I just know that this rational mathematician went from lucid, laughing at puzzles, liking to see repetitive patterns in carpeting and plants outside to an invalid within the course of a week. She was a lady who enjoyed going to the roof and watching the sunset. During her school days, she was the star mathematician, and when she graduated at 16, they hired her to teach mathematics. In later life she had a theorem named after her. She was engaged to a doctor once, but when she talked about what she was doing, he seemed uninterested. “I can’t marry someone who shows no interest in my work,” she said.

 

I wonder if she was denied one of life’s spiritual moments. And that was to die under one’s own choices.

 

The caretaker who was with the woman 12 hours a day, four days a week for the past year pretty much knew her ups and downs.  The lady had some short-term memory loss, but in a moment of clarity she told her helper “I would rather have pain that be whacked out of my mind.”   However, she was whacked out of her mind.

 

Later on, she would forget she had any pain. Thus, the nurse’s assistant (not even a nurse) determined she could not decide for herself, and recommended Hospice. That way, they would have access to pain management. The patient, our photographer, had a Power of Attorney to decide for her. An in-house doctor, not her primary care physician, signed her to Hospice. The only family she had were nieces who lived in England. (They were from an older sister who was also on the Kindertransport, but who, in later life, killed herself.) The nieces loved their Aunt, but didn’t really understand what was going on.
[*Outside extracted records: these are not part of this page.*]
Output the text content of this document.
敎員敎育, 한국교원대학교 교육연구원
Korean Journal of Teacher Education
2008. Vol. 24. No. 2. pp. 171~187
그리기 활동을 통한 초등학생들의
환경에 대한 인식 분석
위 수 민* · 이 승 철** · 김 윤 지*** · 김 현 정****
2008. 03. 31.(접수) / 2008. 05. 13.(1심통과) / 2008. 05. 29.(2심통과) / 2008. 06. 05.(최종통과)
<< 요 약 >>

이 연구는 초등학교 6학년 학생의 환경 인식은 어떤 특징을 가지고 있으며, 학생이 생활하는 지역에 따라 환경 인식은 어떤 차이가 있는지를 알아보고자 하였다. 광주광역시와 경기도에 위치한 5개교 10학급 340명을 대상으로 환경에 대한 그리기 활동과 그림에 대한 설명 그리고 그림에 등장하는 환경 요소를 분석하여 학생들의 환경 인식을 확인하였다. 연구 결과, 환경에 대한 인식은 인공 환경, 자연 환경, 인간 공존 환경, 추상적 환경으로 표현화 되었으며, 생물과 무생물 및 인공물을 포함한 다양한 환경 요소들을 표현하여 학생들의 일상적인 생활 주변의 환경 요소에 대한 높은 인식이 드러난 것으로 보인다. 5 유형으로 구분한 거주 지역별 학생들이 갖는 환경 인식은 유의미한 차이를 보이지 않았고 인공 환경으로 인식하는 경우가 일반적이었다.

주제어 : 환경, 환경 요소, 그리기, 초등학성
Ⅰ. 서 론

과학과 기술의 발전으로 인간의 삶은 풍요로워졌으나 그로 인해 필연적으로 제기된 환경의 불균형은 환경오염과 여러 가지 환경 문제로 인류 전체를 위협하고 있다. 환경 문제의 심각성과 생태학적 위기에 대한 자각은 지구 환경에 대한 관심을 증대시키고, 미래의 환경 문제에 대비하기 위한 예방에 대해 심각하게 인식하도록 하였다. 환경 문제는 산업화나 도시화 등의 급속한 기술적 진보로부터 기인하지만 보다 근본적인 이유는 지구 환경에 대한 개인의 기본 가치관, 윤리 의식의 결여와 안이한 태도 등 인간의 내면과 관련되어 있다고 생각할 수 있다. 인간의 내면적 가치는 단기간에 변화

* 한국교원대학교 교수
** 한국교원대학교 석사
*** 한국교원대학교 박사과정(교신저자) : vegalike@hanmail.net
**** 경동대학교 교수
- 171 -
The nurses said they had a meeting where they explained to the lady what was happening, but she did not understand. They asked her questions such as “Where do you plan to spend the rest of your life?” Well, she owned her condo. Why would they be asking such a personal question? She never consented or understood what was happening. 

 

“What happened to my bed,” she asked when they moved in a hospital bed. “My toilet is broken, and I can’t use it,” she said. No, a nurse taped a sign over it, “Broken,” so she would use the commode. Why? I ask. 

 

They limited her fluids because “It is better to die dry than wet.” Well, I consider not drinking to be torture.

 

She had a bladder infection that they would not treat because she was on Hospice, and they do no curative actions. So, they used morphine to numb the pain. She had a rash from sitting so long, and they treated it with powder, not an antibiotic that might have cured both the rash and the infection. 

 

Two cardinal rules were broken in this case. The first rule is that the patient be diagnosed with a terminal illness. The lady had MS, which is not a terminal. She had it for 30 years and had leg twitches and itches but was ambulatory.  The doctor said his wife died of MS. (With MS, doctor, not of MS.)

 

This lady stated emphatically that she was not dying and did not want to. 

 

The second rule is that the patient is given six-months to live. She was not.

 

Instead, she was given Morphine, Ativan, Methadone and Haldol (an antipsychotic drug used in hospitals to bring down a violent patient.)

 

Warning

“Concomitant use of benzodiazepines and opioids may result in profound sedation, respiratory depression, coma, and death.” 

She was not psychotic, but apparently, they give Ativan and Haldol as a matter of course with morphine. I don’t know what else she was given, whatever she was taking for her MS.

 

Throw all that in a system, and it could turn a person psychotic, or kill them.

 

When the lady was delusional, the caretaker said she was over medicated, and she had seen that before when she came home from the hospital after recovering from a fall, but that time she regained her brain.

 

A Power of Attorney held out for a while until the “Doctor” convinced her that Hospice was the best procedure.

 

And what happened to the caretaker? She was mentored that she was not handling her patient's decline well.